European Commission announces Green New Deal

Thursday, 12 December 2019

The European Union plans to eliminate its contributions to climate change by 2050. On Wednesday (11 December 2019), the European Commission's President Ursula von der Leyen unveiled a plan to zero out the EU's contributions to climate change and transform Europe’s economy. 

In addition to creating national climate and energy plans for each EU member state, the EU Green Deal strategy contains a total of 50 policy measures, including:

  • a legally binding target of reducing EU emissions to net zero by 2050; 
  • a carbon border tax to prevent companies from relocating outside the EU to avoid climate legislation; 
  • a €100 billion just transition fund to help spread the burden and help coal-reliant regions; and
  • a policy to not conclude any free trade agreement with a country that is not a signatory to the Paris climate agreement. 

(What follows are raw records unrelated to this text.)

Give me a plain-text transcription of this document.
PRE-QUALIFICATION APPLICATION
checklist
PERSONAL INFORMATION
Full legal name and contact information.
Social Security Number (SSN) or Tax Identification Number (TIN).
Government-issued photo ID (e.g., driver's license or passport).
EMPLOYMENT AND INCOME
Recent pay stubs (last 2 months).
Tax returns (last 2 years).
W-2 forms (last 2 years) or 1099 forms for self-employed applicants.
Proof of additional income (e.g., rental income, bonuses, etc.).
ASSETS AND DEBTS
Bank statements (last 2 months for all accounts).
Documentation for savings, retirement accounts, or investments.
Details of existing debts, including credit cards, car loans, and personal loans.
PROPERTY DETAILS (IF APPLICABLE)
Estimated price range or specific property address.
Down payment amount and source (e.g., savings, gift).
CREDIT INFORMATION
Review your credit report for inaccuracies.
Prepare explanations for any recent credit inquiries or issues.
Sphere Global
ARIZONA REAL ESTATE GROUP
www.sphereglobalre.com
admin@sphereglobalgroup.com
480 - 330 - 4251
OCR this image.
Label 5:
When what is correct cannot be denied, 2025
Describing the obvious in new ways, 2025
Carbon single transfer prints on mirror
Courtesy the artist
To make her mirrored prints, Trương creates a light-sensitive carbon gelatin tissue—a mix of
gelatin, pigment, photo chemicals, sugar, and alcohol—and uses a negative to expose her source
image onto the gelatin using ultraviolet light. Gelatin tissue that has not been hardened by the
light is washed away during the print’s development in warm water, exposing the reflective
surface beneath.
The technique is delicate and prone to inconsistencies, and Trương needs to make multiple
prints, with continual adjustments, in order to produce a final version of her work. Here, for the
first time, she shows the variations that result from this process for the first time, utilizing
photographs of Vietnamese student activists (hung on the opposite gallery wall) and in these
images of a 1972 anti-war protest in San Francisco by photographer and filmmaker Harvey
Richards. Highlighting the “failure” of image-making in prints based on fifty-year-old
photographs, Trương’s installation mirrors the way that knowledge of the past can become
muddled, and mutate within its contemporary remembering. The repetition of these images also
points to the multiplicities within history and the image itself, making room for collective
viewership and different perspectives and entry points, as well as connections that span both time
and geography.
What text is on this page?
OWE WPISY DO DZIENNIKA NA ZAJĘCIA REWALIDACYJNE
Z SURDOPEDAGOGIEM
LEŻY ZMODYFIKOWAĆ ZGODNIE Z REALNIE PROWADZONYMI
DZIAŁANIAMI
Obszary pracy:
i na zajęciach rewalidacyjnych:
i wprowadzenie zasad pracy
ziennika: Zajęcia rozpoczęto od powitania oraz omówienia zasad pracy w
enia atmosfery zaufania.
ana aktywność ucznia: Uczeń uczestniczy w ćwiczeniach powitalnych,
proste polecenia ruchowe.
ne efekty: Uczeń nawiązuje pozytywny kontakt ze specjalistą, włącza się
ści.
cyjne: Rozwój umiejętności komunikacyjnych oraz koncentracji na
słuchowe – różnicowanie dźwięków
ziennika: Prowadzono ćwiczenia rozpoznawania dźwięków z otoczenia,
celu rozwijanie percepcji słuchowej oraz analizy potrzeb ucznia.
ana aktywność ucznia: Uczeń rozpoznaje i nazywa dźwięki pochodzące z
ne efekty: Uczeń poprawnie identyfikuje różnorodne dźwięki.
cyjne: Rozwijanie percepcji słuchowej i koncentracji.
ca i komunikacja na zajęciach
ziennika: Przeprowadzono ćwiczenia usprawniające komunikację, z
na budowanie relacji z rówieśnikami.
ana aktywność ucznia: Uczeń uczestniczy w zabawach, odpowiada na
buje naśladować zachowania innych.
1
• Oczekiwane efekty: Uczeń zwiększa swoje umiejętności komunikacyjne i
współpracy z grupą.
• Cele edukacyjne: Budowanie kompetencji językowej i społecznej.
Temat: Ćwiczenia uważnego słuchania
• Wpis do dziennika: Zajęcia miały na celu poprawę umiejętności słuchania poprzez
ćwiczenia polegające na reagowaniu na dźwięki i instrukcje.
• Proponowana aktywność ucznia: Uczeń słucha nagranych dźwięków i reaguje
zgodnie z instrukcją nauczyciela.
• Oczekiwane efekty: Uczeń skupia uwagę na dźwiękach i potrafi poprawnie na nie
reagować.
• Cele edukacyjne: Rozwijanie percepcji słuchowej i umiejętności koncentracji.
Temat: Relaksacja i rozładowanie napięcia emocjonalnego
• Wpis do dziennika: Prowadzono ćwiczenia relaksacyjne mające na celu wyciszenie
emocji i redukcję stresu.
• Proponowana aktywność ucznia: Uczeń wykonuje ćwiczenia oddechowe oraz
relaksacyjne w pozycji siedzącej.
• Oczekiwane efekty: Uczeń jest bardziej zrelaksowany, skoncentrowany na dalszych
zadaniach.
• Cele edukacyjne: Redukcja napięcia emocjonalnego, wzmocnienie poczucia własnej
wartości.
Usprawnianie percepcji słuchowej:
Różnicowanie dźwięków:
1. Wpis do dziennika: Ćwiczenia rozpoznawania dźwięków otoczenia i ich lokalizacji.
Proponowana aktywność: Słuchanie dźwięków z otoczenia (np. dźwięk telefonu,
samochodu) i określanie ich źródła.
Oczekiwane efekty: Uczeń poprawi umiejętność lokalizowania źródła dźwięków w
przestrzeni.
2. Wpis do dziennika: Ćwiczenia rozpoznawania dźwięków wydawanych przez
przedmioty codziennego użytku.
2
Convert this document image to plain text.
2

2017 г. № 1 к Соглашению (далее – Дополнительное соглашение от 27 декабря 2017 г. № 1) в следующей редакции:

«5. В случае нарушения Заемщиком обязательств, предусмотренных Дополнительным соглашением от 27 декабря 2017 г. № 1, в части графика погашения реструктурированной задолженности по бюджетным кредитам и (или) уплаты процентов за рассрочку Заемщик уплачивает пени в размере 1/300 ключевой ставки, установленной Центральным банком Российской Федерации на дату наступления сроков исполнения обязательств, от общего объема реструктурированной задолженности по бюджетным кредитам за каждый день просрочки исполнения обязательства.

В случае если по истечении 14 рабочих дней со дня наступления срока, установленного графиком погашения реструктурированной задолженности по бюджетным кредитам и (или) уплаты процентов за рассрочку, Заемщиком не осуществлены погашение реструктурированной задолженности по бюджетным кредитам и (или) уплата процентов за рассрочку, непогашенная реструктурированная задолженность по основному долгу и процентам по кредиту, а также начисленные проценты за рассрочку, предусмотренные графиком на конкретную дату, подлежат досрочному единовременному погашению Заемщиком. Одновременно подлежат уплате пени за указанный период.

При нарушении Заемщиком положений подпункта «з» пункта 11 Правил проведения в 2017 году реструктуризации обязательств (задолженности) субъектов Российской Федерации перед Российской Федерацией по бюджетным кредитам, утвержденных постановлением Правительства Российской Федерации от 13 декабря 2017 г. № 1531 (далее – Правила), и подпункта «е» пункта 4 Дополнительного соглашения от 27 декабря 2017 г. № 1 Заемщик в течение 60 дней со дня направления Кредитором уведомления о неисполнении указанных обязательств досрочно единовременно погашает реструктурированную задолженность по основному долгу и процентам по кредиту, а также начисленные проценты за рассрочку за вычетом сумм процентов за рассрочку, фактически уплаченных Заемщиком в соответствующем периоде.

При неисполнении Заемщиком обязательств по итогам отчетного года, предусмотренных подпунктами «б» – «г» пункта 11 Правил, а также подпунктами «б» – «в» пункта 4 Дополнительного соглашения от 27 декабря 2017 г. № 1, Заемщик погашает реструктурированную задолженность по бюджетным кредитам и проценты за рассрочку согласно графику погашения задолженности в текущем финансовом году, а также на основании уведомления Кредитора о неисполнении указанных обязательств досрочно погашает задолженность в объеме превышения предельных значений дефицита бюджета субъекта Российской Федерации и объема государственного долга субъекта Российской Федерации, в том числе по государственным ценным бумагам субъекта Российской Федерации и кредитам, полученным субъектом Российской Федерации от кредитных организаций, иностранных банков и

The political declaration needs unanimous approval by all 28 EU countries, but Eastern European countries, in particular Hungary, Czech Republic and Poland are worried that it will cause them economic damage and have been hold-outs to the deal. Poland in particular remains heavily reliant on coal.

To this end, transition fund mentioned above was proposed. However, the binding targets for the 2050 targets only requires a qualified majority of EU countries meaning Poland would lose veto power. In this scenario, the funding on offer would likely decrease drastically.